Finding the MIN or a group of values not used in a previous group

  • I have been having trouble finding anything on google because I'm not sure how to phrase the search. What I need to do is to select the MIN R from each Id group that hasn't already been selected by a previous group. This is the trimmed down version with an example of a row that has no R value.

    I have a table simplified

    CREATE TABLE Data(Id int, R int)
    INSERT INTO Data VALUES(1,1),(2,1),(3,2),(3,3),(4,2),(4,3),(4,4),(5,4),(5,5),(6,5),(6,6),(7,6)


    I think I should be able to do it using a tally table and window functions, but the grouping is giving me a headache. I want the min in the group that has not been previously used. I know I can create a cursor to do what I want, but I think there should be a way to do this set based. Any help is appreciated.

  • Chris Souchik - Thursday, November 1, 2018 12:13 PM

    I have been having trouble finding anything on google because I'm not sure how to phrase the search. What I need to do is to select the MIN R from each Id group that hasn't already been selected by a previous group. This is the trimmed down version with an example of a row that has no R value.

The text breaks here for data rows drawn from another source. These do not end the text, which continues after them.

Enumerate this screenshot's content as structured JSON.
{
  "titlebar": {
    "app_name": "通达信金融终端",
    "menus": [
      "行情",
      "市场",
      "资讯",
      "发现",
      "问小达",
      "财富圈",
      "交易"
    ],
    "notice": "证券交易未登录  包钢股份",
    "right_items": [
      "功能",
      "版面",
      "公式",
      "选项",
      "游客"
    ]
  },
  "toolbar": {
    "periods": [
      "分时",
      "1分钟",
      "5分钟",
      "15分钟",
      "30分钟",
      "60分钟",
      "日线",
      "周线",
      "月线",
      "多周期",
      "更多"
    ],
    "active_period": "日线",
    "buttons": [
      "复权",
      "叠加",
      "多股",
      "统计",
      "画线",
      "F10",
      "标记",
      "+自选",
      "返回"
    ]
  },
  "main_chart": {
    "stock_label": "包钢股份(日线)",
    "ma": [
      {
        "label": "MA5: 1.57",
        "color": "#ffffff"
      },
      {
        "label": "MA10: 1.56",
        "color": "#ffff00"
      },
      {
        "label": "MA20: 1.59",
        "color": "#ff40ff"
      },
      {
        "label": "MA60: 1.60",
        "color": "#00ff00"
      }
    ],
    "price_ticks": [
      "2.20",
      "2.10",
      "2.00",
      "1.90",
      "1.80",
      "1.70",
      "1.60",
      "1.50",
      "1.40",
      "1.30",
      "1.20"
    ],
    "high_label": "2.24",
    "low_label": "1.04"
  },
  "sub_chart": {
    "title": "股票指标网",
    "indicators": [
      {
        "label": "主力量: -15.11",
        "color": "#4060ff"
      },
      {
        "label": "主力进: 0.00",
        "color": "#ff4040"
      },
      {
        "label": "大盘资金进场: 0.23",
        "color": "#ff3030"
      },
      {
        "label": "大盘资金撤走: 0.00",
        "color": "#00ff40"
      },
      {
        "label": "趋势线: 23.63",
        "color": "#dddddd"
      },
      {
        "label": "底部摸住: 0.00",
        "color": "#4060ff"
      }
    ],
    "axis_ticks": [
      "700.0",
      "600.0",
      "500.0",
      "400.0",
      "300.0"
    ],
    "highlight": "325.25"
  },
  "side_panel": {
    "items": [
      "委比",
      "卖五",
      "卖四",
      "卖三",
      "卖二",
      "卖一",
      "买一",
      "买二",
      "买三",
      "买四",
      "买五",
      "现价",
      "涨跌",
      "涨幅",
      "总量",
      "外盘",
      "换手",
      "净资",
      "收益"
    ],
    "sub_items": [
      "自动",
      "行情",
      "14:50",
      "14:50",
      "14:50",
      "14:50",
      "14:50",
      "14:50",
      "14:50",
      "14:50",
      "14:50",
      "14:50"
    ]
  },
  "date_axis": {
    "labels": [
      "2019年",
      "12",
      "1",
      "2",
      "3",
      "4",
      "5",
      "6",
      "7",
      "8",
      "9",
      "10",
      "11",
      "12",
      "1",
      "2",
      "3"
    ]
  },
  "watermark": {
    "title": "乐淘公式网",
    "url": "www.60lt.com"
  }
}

    I have a table simplified

    CREATE TABLE Data(Id int, R int)
    INSERT INTO Data VALUES(1,1),(2,1),(3,2),(3,3),(4,2),(4,3),(4,4),(5,4),(5,5),(6,5),(6,6),(7,6)


    I think I should be able to do it using a tally table and window functions, but the grouping is giving me a headache. I want the min in the group that has not been previously used. I know I can create a cursor to do what I want, but I think there should be a way to do this set based. Any help is appreciated.

    So expected results based on the above data.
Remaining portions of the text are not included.